Understanding the user experience
The study involved semi-structured interviews with seven employees from two companies utilising Junglemap's cybersecurity training. Analysis was conducted using Bloom’s taxonomy, assessing knowledge levels from basic recall to higher-order thinking.
All participants demonstrated foundational knowledge. They could recall, comprehend, and apply what they learned. Some even reflected deeply on the content, suggesting improvements and adaptations.
Key takeaways from both companies
1. Workplace stress impacts application, not training itself
Employees didn't find the training stressful; however, everyday work pressures sometimes hindered the application of learned principles.

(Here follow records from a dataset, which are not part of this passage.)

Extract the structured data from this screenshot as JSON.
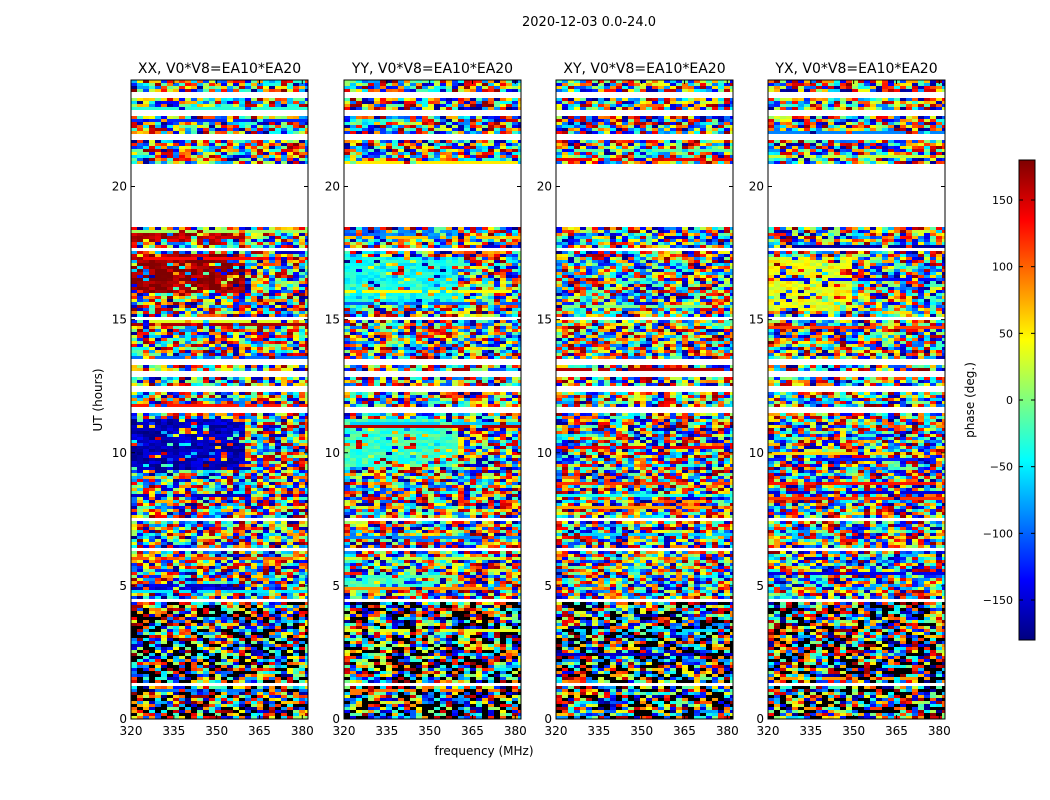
{
  "figure": {
    "title": "2020-12-03 0.0-24.0",
    "xlabel": "frequency (MHz)",
    "ylabel": "UT (hours)"
  },
  "colorbar": {
    "label": "phase (deg.)",
    "range": [
      -180,
      180
    ],
    "ticks": [
      150,
      100,
      50,
      0,
      -50,
      -100,
      -150
    ],
    "tick_labels": [
      "150",
      "100",
      "50",
      "0",
      "−50",
      "−100",
      "−150"
    ],
    "colormap": [
      "#00007f",
      "#0000ff",
      "#007fff",
      "#00ffff",
      "#7fff7f",
      "#ffff00",
      "#ff7f00",
      "#ff0000",
      "#7f0000"
    ]
  },
  "chart_data": [
    {
      "type": "heatmap",
      "title": "XX, V0*V8=EA10*EA20",
      "xlim": [
        320,
        382
      ],
      "ylim": [
        0,
        24
      ],
      "xticks": [
        320,
        335,
        350,
        365,
        380
      ],
      "yticks": [
        0,
        5,
        10,
        15,
        20
      ],
      "ytick_labels": [
        "0",
        "5",
        "10",
        "15",
        "20"
      ],
      "coherent": [
        {
          "t": [
            16.0,
            17.5
          ],
          "f": [
            320,
            360
          ],
          "phase": 170
        },
        {
          "t": [
            9.3,
            11.3
          ],
          "f": [
            320,
            360
          ],
          "phase": -160
        },
        {
          "t": [
            4.9,
            5.1
          ],
          "f": [
            320,
            360
          ],
          "phase": -150
        },
        {
          "t": [
            17.9,
            18.4
          ],
          "f": [
            320,
            360
          ],
          "phase": 160
        }
      ]
    },
    {
      "type": "heatmap",
      "title": "YY, V0*V8=EA10*EA20",
      "xlim": [
        320,
        382
      ],
      "ylim": [
        0,
        24
      ],
      "xticks": [
        320,
        335,
        350,
        365,
        380
      ],
      "yticks": [
        0,
        5,
        10,
        15,
        20
      ],
      "ytick_labels": [
        "0",
        "5",
        "10",
        "15",
        "20"
      ],
      "coherent": [
        {
          "t": [
            15.5,
            17.3
          ],
          "f": [
            320,
            360
          ],
          "phase": -40
        },
        {
          "t": [
            9.5,
            11.3
          ],
          "f": [
            320,
            360
          ],
          "phase": -25
        },
        {
          "t": [
            18.0,
            18.4
          ],
          "f": [
            320,
            360
          ],
          "phase": -90
        },
        {
          "t": [
            5.0,
            5.4
          ],
          "f": [
            320,
            360
          ],
          "phase": -20
        }
      ]
    },
    {
      "type": "heatmap",
      "title": "XY, V0*V8=EA10*EA20",
      "xlim": [
        320,
        382
      ],
      "ylim": [
        0,
        24
      ],
      "xticks": [
        320,
        335,
        350,
        365,
        380
      ],
      "yticks": [
        0,
        5,
        10,
        15,
        20
      ],
      "ytick_labels": [
        "0",
        "5",
        "10",
        "15",
        "20"
      ],
      "coherent": []
    },
    {
      "type": "heatmap",
      "title": "YX, V0*V8=EA10*EA20",
      "xlim": [
        320,
        382
      ],
      "ylim": [
        0,
        24
      ],
      "xticks": [
        320,
        335,
        350,
        365,
        380
      ],
      "yticks": [
        0,
        5,
        10,
        15,
        20
      ],
      "ytick_labels": [
        "0",
        "5",
        "10",
        "15",
        "20"
      ],
      "coherent": [
        {
          "t": [
            15.3,
            17.3
          ],
          "f": [
            320,
            350
          ],
          "phase": 40
        }
      ]
    }
  ],
  "gaps_hours": [
    [
      18.5,
      20.8
    ],
    [
      21.7,
      22.0
    ],
    [
      22.6,
      22.9
    ],
    [
      23.3,
      23.6
    ],
    [
      12.9,
      13.1
    ],
    [
      13.3,
      13.5
    ],
    [
      12.3,
      12.5
    ],
    [
      11.5,
      11.7
    ],
    [
      17.6,
      17.7
    ],
    [
      15.0,
      15.1
    ],
    [
      9.3,
      9.35
    ],
    [
      8.4,
      8.5
    ],
    [
      7.4,
      7.5
    ],
    [
      6.3,
      6.4
    ],
    [
      4.4,
      4.5
    ],
    [
      1.2,
      1.35
    ]
  ]
}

2. Foundational training benefits all
While some felt the training was basic, they recognised its value in establishing a common knowledge base, ensuring inclusivity across varying technical proficiencies.
3. Interactive elements enhance engagement
Interactive components like quizzes were more engaging than passive simulations. There was also interest in gamified elements, even if not initially anticipated.
4. Training influences behavior
Participants reported increased vigilance with emails, double-checking senders, scanning language and logos, and being more context-aware.
Additional insights
Beyond these findings, the study highlighted areas for organisations to focus on to support the impact of phishing simulations and create a robust security culture:
- Positive reinforcement matters: While users receive feedback upon clicking malicious links, they often lack acknowledgment for correctly identifying threats. Recognising correct actions can boost confidence and reinforce learning.
- Personal relevance enhances motivation: Training that employees can apply in their personal lives increases engagement and underscores the real-world value of cybersecurity practices.
- Clear reporting channels are essential: Some employees were uncertain about how to report suspicious emails, indicating a need for clearer communication and streamlined reporting processes.
Conclusion
Effective phishing training must be tailored to both individuals and organisational contexts. Users appreciate accessible, practical, and interactive content, complemented by constructive feedback and clear guidance. As one participant noted: “Better to get caught in a simulation than to compromise the entire company in real life.”